I think the problem lies here

model.fit(np.stack(xs,1), y, batch_size=64, nb_epoch=8)

I changed it to

 model.fit(np.concatenate(xs,axis=1), y, batch_size=64, nb_epoch=8)

np.stack adds another dimension to the input.

    Join a sequence of arrays along a new axis.

The `axis` parameter specifies the index of the new axis in the dimensions
of the result. For example, if ``axis=0`` it will be the first dimension
and if ``axis=-1`` it will be the last dimension.

.. versionadded:: 1.10.0

Parameters
----------
arrays : sequence of array_like
    Each array must have the same shape.
axis : int, optional
    The axis in the result array along which the input arrays are stacked.

Returns
-------
stacked : ndarray
    The stacked array has one more dimension than the input arrays.

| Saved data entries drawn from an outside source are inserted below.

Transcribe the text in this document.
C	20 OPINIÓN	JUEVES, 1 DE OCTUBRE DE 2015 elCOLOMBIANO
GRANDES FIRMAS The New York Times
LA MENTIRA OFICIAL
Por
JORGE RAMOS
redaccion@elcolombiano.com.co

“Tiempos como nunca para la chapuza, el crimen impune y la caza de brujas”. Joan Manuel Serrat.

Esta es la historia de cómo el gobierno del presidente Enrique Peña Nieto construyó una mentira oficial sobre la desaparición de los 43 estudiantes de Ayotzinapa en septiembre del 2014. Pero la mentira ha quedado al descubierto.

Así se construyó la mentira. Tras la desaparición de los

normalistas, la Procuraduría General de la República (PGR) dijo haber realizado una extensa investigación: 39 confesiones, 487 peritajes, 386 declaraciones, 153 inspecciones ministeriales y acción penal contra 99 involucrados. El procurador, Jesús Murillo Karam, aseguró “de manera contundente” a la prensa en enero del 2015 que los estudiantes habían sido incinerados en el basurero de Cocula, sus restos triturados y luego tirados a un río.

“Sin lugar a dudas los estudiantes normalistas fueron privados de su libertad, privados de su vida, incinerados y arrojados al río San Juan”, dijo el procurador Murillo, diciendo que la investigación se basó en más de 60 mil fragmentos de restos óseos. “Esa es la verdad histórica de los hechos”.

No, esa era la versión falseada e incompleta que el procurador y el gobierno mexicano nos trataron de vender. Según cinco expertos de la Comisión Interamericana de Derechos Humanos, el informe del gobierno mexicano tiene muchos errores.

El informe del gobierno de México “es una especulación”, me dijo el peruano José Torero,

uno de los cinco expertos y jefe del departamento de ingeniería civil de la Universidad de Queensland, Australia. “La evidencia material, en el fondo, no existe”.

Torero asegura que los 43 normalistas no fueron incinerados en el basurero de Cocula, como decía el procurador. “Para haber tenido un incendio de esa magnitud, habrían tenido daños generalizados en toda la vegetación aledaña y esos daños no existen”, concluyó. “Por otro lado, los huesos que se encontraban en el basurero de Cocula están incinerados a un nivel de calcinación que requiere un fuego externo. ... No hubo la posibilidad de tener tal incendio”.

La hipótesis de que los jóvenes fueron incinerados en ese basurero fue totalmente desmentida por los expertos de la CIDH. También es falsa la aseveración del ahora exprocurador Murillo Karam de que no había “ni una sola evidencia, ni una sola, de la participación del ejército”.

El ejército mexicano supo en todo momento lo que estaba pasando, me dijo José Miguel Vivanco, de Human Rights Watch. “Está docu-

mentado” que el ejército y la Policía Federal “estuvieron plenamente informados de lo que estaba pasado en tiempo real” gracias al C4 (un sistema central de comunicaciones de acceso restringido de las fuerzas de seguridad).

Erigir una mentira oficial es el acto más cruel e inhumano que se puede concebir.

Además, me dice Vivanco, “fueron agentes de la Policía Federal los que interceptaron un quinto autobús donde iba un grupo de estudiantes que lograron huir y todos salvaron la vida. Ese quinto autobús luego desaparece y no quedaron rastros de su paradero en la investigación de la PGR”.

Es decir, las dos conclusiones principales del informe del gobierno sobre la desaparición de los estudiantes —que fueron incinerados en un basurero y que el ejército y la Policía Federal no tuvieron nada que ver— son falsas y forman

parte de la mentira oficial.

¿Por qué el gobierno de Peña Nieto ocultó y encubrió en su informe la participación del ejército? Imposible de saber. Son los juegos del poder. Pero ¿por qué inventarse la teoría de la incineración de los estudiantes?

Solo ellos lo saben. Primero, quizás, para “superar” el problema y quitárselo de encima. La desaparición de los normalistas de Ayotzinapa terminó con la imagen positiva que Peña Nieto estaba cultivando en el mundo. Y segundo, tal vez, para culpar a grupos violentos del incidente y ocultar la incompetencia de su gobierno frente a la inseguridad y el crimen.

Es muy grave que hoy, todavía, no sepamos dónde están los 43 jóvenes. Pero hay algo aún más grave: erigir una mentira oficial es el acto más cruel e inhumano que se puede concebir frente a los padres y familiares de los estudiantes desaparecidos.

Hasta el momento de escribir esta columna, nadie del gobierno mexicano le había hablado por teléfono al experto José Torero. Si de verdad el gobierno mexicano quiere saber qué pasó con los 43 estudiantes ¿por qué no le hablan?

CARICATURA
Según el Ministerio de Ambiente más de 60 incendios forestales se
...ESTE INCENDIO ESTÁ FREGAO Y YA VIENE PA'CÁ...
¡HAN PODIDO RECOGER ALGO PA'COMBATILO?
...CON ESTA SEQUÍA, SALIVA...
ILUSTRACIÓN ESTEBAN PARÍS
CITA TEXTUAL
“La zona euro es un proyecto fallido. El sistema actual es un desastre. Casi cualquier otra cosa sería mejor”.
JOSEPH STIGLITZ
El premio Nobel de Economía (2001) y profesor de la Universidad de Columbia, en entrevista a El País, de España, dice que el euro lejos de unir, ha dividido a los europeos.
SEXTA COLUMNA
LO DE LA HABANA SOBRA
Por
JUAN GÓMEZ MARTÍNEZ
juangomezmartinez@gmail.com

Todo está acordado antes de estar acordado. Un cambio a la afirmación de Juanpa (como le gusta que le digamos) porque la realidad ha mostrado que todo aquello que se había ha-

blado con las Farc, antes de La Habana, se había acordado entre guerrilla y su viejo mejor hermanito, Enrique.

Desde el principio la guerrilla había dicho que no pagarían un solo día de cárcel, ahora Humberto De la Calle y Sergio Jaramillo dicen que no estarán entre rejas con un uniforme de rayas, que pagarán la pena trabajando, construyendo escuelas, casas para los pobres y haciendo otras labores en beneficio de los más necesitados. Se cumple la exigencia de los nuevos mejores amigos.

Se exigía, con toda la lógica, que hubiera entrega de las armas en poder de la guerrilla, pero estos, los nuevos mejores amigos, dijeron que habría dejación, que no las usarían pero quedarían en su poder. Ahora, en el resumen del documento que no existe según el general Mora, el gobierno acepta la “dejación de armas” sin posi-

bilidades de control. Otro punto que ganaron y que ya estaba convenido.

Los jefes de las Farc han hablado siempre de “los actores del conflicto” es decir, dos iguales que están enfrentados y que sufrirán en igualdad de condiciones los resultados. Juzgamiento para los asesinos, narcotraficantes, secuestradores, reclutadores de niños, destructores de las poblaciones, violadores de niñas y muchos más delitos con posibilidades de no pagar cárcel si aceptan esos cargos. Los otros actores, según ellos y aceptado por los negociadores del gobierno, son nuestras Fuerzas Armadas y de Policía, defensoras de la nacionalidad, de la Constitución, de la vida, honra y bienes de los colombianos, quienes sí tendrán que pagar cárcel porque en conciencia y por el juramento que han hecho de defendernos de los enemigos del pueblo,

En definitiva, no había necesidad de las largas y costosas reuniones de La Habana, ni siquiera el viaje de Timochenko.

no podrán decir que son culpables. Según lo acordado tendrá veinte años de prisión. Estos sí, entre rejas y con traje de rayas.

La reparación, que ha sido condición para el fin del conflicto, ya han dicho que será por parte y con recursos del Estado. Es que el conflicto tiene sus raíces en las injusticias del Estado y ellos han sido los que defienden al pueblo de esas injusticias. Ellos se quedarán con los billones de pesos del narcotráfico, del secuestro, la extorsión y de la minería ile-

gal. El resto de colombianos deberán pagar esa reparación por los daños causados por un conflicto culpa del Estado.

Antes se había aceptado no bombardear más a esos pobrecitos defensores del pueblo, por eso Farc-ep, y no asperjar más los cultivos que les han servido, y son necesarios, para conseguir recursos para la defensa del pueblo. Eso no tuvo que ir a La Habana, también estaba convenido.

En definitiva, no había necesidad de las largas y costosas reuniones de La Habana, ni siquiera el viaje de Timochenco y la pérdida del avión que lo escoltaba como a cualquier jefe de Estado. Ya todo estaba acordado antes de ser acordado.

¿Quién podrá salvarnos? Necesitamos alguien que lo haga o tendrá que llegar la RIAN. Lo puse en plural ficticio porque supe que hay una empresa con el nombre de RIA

xs is a list 8 in length of 75110 row vectors

so I think the idea is to change the list into a matrix 75110 row x 8 columns hence the axis parameter of ‘1’

I used np.concatenate(xs,1) which seems to correct the error

NOTE : this applies to the section Our first RNN with keras! At the time I did not complete the lesson. Now I have my own home box I am finishing of the lesson so please bear that in mind


(Christina Young) #17

@RogerS49 thanks so much! :slight_smile:


#18

@Christine No Problem.

Why it was np.stack in the first place I have no idea. What has changed between when it was working and not, I am not sure either. I am using keras 1.2.2. and theano 0.8.2. I seem to be getting results in the same ball park as the downloaded notebook. I am not actually using cuda features so many parts of the notebooks are quite slow but mostly in this notebook I can get 60s epochs. I am not sure if I am getting getting floating point errors by not using a GPU or it could be down to randomness as nowhere do we set any seeds.

Anyway I guess the fix is legitimate, anyone care to comment.

EDIT: In the notebook section ‘One-hot sequence model with keras’ using np.stack works okay


#19

I am having same issue. Were you eventually able to predict anything else?
Thanks


(Suyash Agrawal) #20

Same problem here. Did you find the solution?